Gustav Freytag has expressed the central idea of his novel The Lost Manuscript in the motto which he has written for the American edition:
“A noble human life does not end on earth with death. It continues in the minds and the deeds of friends, as well as in the thoughts and the activity of the nation.”
This idea of the continuity and preservation of soul-life permeates the whole work. It meets us at every hand. We observe the professor in his study, ever eager to fathom the thoughts of the great thinkers of the past and imbuing his students with their lofty spirit. We sympathize with the heroine of this novel, the strong, pious Saxon maiden, in her religious and intellectual development; we behold her soul enlarging under the influence of unusual and trying situations; we watch her mentally growing amid the new ideas crowding in upon her. We enjoy the droll characterizations of the half-educated, of Mrs. Rollmaus and the servants, in whose minds the mysteries of soul-life appear in the shape of superstitious notions. And we see, again, the consequences of wrong-doing, of errors, and of mistakes continuing like a heavy curse, depressing the mind and hindering its freedom. And this last provokes a wholesome reaction and is finally conquered by unshirking courage in honest spiritual combat.

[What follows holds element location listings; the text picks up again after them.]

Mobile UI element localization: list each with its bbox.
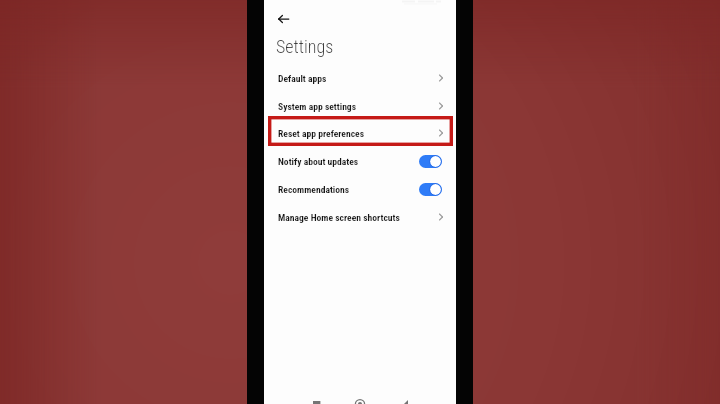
- button[interactable]: Recommendations switch, on: [419, 183, 442, 196]
- button[interactable]: Default apps: [264, 67, 456, 89]
- button[interactable]: System app settings: [264, 95, 456, 117]
- button[interactable]: Manage Home screen shortcuts: [264, 206, 456, 228]
- button[interactable]: Reset app preferences: [264, 122, 456, 144]
- button[interactable]: Notify about updates switch, on: [419, 155, 442, 168]
- staticText: Notify about updates: [278, 156, 359, 167]
- button[interactable]: Recent apps: [307, 392, 325, 404]
- button[interactable]: Recommendations: [264, 178, 456, 200]
- button[interactable]: Back: [396, 392, 414, 404]
- staticText: Reset app preferences: [278, 128, 365, 139]
- button[interactable]: Notify about updates: [264, 150, 456, 172]
- staticText: Recommendations: [278, 184, 350, 195]
- staticText: Manage Home screen shortcuts: [278, 212, 400, 223]
- staticText: Settings: [276, 36, 334, 57]
- staticText: System app settings: [278, 101, 357, 112]
- button[interactable]: Navigate up: [269, 6, 299, 31]
- staticText: Default apps: [278, 73, 327, 84]
- button[interactable]: Home: [350, 392, 368, 404]
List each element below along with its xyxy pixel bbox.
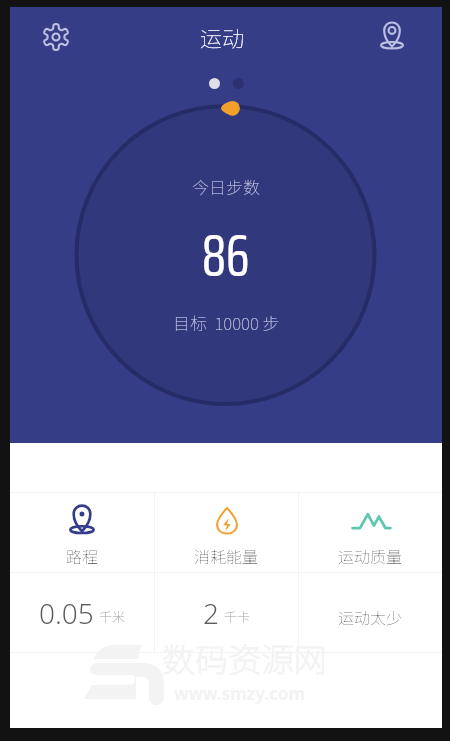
staticText: 数码资源网 [162, 634, 327, 682]
staticText: 运动 [200, 21, 245, 53]
staticText: 0.05 [39, 594, 94, 632]
button[interactable]: 0.05 [10, 573, 154, 652]
staticText: 运动太少 [338, 605, 403, 628]
staticText: www.smzy.com [174, 682, 306, 705]
button[interactable]: 路程 [10, 493, 154, 572]
button[interactable]: Settings [35, 16, 77, 58]
staticText: 运动质量 [338, 544, 403, 567]
staticText: 目标 10000 步 [173, 310, 280, 335]
staticText: 路程 [66, 544, 99, 567]
staticText: 千米 [99, 607, 126, 626]
button[interactable]: 消耗能量 [155, 493, 298, 572]
staticText: 86 [202, 208, 250, 302]
button[interactable]: 2 [155, 573, 298, 652]
button[interactable]: 运动质量 [299, 493, 442, 572]
staticText: 今日步数 [192, 174, 260, 199]
staticText: 消耗能量 [194, 544, 259, 567]
button[interactable]: 运动太少 [299, 573, 442, 652]
staticText: 千卡 [224, 607, 251, 626]
button[interactable]: Location [371, 16, 413, 58]
staticText: 2 [203, 594, 219, 632]
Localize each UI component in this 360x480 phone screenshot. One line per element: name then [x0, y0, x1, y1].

Illustrations of psychical laws showing the connections and continuity of the threads in the warp and woof of human soul-life, are found indeed in all the works of Gustav Freytag. The great novelist anticipated the results that have of late been established by the experiments of modern psychology. He says in his Autobiographical Reminiscences:
«What a man's own life accomplishes in the formation of his character, and the extent to which it fully develops his native capacities, we observe and estimate even in the best cases only with imperfect knowledge.